After a lot of thinking, I can't get what I am doing wrong in this code:

------ data ( RandomGen g ) => RandomMonad g a = RandomMonad (g -> a)

instance Monad (RandomMonad g) where return = RandomMonad . const RandomMonad f1 >>= f2 = RandomMonad f3 where f3 a = f2f1 a (next a) RandomMonad f2f1 = f2 . f1 ------

I get this error message:

Could not deduce (RandomGen g) from the context (Monad (RandomMonad g)) arising from a use of `RandomMonad' at src/encherDB.hs:10:11-21 Possible fix: add (RandomGen g) to the context of the type signature for `return' In the first argument of `(.)', namely `RandomMonad' In the expression: RandomMonad . const In the definition of `return': return = RandomMonad . const

but I'm not smart enough to understand what it means.

Yikes. Just search the archives for `Set not a Monad'; you have the same issue. Hint: data RandomGen g => RandomMonad g a means nothing at all like what you think it means. jcc

On Fri, 31 Oct 2008, Mauricio wrote:

Hi,

After a lot of thinking, I can't get what I am doing wrong in this code:

------ data ( RandomGen g ) => RandomMonad g a = RandomMonad (g -> a)

RandomGen g is considered the constraint for the application of RandomMonad constructor, but GHC does not conclude that every value of (RandomMonad g a) fulfills this constraint. Actually, 'undefined' is available for any 'g'.

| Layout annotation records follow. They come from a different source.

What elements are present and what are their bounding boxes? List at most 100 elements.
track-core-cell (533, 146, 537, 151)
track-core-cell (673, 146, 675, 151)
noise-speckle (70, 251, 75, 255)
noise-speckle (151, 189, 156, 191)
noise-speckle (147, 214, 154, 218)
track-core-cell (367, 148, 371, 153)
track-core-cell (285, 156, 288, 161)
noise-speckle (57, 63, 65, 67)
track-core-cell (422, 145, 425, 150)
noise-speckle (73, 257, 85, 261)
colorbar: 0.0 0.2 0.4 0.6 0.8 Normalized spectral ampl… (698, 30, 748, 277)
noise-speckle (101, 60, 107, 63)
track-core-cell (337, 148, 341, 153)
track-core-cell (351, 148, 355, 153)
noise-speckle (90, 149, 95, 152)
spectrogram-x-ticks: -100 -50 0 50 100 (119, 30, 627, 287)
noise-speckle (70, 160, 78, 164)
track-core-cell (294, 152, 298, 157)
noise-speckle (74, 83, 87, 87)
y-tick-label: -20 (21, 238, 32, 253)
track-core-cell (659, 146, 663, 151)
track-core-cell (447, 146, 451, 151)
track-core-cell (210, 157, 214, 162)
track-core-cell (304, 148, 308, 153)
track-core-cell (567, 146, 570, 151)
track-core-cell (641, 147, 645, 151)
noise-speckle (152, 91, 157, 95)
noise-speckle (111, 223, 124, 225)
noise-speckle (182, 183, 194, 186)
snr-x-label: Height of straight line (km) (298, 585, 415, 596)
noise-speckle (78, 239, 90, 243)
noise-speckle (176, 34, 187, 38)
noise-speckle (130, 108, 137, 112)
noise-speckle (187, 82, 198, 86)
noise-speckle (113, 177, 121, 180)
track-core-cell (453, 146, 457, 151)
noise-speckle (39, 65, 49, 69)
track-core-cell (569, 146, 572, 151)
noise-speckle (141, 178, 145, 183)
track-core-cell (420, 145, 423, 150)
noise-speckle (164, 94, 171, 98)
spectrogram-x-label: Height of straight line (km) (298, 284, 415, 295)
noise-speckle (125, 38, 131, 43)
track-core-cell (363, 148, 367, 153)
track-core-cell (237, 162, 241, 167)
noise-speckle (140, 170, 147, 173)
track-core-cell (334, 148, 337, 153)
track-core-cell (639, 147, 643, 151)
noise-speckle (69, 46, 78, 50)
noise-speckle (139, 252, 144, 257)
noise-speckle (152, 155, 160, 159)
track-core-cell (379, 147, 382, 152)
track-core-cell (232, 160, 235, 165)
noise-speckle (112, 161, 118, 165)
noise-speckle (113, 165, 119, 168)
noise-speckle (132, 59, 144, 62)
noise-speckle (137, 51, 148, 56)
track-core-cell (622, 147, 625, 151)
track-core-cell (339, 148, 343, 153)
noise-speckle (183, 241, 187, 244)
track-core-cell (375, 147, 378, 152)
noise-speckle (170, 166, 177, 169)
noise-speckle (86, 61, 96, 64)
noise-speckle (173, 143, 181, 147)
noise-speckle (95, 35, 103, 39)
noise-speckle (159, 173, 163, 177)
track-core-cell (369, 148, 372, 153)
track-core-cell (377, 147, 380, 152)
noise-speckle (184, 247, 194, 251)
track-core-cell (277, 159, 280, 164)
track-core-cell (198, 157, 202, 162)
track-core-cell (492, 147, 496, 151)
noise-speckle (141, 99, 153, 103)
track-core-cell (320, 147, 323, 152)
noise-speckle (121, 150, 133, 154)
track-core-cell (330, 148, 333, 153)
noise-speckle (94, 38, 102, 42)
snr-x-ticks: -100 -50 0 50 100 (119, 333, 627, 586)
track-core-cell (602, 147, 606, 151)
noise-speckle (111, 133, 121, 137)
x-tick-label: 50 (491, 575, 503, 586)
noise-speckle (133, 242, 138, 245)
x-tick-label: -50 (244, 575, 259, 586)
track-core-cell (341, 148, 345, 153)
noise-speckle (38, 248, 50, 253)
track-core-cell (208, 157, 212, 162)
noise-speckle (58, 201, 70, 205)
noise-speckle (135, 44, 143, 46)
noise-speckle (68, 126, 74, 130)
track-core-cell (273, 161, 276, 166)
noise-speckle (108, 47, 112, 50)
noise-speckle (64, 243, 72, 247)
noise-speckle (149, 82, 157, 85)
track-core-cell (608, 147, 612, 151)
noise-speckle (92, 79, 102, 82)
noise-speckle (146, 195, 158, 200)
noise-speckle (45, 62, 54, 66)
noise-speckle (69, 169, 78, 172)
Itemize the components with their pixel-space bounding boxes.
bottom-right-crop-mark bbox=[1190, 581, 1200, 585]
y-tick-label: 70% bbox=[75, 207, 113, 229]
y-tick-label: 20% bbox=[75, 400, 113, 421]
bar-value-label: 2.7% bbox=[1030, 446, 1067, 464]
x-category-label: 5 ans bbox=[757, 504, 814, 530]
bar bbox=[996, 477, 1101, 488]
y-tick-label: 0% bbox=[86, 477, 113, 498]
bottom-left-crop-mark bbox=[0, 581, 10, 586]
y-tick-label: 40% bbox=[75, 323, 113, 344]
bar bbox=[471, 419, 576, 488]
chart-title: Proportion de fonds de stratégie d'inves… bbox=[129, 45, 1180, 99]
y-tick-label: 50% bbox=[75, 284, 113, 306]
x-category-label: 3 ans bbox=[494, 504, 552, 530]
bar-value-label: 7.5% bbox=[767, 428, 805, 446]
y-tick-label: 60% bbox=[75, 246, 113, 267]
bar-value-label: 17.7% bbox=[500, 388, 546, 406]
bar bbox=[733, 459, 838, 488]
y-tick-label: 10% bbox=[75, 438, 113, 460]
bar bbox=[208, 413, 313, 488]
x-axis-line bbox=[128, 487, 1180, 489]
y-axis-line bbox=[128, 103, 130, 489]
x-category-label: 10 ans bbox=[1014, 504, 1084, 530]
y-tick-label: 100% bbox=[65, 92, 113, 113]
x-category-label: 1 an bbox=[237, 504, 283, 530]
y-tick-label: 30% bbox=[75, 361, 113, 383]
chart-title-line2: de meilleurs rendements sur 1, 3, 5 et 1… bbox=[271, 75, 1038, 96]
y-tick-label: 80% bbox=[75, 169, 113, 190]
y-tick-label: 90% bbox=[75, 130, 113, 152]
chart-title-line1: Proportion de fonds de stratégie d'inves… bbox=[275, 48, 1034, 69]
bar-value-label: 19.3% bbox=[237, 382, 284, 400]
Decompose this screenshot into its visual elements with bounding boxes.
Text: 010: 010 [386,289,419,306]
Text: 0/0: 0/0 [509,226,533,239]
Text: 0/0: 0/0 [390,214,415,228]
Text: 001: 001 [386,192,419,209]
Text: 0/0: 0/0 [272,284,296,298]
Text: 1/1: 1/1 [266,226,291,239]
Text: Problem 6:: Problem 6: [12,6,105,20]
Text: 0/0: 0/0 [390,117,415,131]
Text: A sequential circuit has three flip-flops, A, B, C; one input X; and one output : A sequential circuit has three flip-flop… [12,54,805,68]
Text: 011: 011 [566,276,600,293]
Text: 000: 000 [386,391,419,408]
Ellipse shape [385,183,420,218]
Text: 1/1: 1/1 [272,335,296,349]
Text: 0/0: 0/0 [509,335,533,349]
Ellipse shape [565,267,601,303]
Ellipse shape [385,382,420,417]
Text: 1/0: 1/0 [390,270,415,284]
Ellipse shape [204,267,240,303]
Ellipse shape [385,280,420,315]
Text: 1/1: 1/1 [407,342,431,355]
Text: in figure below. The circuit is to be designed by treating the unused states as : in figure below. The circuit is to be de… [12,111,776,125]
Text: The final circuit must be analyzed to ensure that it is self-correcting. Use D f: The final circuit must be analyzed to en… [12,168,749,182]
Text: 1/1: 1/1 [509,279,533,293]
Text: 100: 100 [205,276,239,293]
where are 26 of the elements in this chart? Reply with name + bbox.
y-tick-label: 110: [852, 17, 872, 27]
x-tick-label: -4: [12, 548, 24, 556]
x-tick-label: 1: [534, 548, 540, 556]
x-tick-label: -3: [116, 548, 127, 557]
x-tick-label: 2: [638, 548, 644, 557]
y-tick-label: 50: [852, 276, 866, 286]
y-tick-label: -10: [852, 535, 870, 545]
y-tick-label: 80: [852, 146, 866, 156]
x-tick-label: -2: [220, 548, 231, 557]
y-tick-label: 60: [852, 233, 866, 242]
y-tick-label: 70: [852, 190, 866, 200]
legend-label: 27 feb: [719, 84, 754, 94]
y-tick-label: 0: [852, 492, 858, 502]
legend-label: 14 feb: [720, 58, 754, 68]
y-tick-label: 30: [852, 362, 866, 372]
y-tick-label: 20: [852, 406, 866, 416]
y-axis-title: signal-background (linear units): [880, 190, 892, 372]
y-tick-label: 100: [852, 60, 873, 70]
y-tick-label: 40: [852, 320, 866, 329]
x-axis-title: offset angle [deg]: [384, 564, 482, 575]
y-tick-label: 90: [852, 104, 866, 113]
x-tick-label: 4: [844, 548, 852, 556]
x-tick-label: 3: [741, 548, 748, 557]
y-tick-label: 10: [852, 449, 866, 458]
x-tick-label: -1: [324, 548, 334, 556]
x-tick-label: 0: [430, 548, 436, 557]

instance Monad (RandomMonad g) where return = RandomMonad . const RandomMonad f1 >>= f2 = RandomMonad f3 where f3 a = f2f1 a (next a) RandomMonad f2f1 = f2 . f1

you need to make (RandomGen g) a constraint of the instance: instance RandomGen g => Monad (RandomMonad g) where Btw. RandomMonad looks like Control.Monad.Reader.